No one has a clue what God is. To understand God we rely like the poet on clues and metaphors. And yet, God must at least must be reality as we understand it. Wherein we do not know, therein we may not speak, except in symbolic language.

But what we can do is to understand that all human language, even scientific language, is poetry and metaphor at best. There is a necessity at the heart of all knowledge, a need to know, whether the knowledge is formulated around a primitive campfire or in a laboratory. So we use what tools we have available to us. We use models and metaphors to explain what we experience. The difference is that in the modern world we understand that all models are subject to testing, to revision, to new understanding. Often we only have a story but our stories must evolve as our experience evolves.

“Can’t you see I’m doing a new thing?”

Physics may have eleven different string theories, (stories) but experience is reliable. An experience that is verified by the experiences of others. A hundred years ago, physicists gave up trying to understand “what” subatomic particles were and instead began to focus how they worked. Experimental physics took over the field from descriptive physics. This was huge! Philosophers and theologians had spent 2000 years or more focused exclusively on What something was. What are the elements? What is an atom? What is energy? What is God? What is the nature of Jesus, divine or human?

Holding that newborn, gazing at that starry sky, having our first love, we don’t have to ask “What is it?” We say, “Behold!”

We know what we value.

What we can “know” about God comes from deep within ourselves and only through what we ourselves experience, not from anyone else’s experience or observation. Like the new quantum mechanic physics, it comes from the “observer-participancy” kind of knowing. It’s as close as our skin. It’s evolved with us. It’s a string of lights that illuminates a pathway of hope. And it consists of at least three things.

It begins with that newborn, who has evolved to reach in hope for the breast and to smile in love at recognition of her parent’s face. And in the wonder and excitement of that child exploring his world with his first step and with each new discovery. It bursts into song running through the park and laughs at the antics of a puppy.

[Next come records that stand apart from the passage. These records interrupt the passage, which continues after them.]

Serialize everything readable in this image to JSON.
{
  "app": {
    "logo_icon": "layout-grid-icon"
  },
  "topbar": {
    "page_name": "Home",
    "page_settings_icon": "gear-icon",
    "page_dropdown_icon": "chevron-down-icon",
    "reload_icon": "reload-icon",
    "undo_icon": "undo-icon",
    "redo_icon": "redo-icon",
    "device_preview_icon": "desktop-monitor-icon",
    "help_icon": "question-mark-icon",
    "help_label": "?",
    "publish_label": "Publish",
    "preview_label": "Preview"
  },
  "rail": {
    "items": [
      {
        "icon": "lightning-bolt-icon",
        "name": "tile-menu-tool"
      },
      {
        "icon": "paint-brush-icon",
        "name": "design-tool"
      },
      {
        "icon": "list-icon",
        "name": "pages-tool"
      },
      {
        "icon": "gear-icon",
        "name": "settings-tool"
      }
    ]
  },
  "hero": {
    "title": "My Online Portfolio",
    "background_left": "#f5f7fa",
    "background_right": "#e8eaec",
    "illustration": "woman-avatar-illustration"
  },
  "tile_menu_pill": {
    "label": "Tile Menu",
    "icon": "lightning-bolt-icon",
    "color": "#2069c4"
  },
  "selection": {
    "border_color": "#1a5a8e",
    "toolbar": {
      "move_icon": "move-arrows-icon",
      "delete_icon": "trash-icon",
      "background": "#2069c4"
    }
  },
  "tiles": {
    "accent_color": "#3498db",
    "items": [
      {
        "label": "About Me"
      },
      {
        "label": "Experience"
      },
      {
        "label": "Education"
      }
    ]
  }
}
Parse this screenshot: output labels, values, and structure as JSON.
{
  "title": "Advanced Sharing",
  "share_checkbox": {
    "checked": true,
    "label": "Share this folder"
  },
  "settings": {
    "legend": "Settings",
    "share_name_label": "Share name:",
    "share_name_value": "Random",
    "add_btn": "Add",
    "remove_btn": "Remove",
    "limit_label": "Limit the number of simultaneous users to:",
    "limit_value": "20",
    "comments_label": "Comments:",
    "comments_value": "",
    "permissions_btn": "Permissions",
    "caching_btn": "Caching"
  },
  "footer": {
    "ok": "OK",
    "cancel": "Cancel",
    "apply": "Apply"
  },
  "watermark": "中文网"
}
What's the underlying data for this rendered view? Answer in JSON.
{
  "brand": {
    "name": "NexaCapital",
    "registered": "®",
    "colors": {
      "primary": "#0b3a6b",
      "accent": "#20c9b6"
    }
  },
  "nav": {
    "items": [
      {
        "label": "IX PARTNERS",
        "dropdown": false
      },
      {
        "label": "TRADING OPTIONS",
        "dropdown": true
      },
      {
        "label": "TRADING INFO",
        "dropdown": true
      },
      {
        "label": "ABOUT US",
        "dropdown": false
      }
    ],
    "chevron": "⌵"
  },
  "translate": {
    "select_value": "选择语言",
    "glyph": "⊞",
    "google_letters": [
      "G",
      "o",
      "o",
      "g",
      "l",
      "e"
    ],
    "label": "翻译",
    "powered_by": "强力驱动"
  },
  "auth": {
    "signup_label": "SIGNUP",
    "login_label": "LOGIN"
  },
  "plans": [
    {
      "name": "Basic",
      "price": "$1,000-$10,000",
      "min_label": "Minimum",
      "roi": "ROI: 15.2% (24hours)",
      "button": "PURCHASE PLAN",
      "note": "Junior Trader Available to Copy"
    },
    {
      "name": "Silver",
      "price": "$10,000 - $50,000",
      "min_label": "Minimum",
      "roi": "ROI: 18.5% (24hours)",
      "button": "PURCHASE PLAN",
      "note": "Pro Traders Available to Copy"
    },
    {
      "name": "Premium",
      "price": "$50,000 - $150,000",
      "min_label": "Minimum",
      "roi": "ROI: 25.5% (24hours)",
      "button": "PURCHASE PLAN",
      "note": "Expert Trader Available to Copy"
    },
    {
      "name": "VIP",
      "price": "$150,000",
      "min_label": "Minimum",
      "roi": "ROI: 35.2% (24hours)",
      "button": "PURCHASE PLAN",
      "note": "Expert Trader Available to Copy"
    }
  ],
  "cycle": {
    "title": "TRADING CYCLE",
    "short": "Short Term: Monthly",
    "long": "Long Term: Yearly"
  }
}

Second, the “knowing” continues in the experience of community. In love, forgiveness, compassion, generosity, hospitality, helping others, being cared for by and in caring for others. In learning how to trust.

Third, through our experience with a natural world that never ceases to amaze us. A miraculous world increasingly revealed to us by science and discovery in and through human community. “A world that reveals no beginning and no end.” Where each new area of knowledge opens up vast territories for the wonder of new discoveries.

The real world of human experience is where we find God. With all we know and all we have yet to discover beyond our wildest dreams. God is love. God is what we value. God is a string of lights luring us on to what we value. We might say, God is the lure to value present in every living thing.

If there is a God, then God is the the name we give to the ground of being of all that is and the future and the harmonious reconciliation and consolation of everything we value. God is the highest thing we can possibly think. And much much more.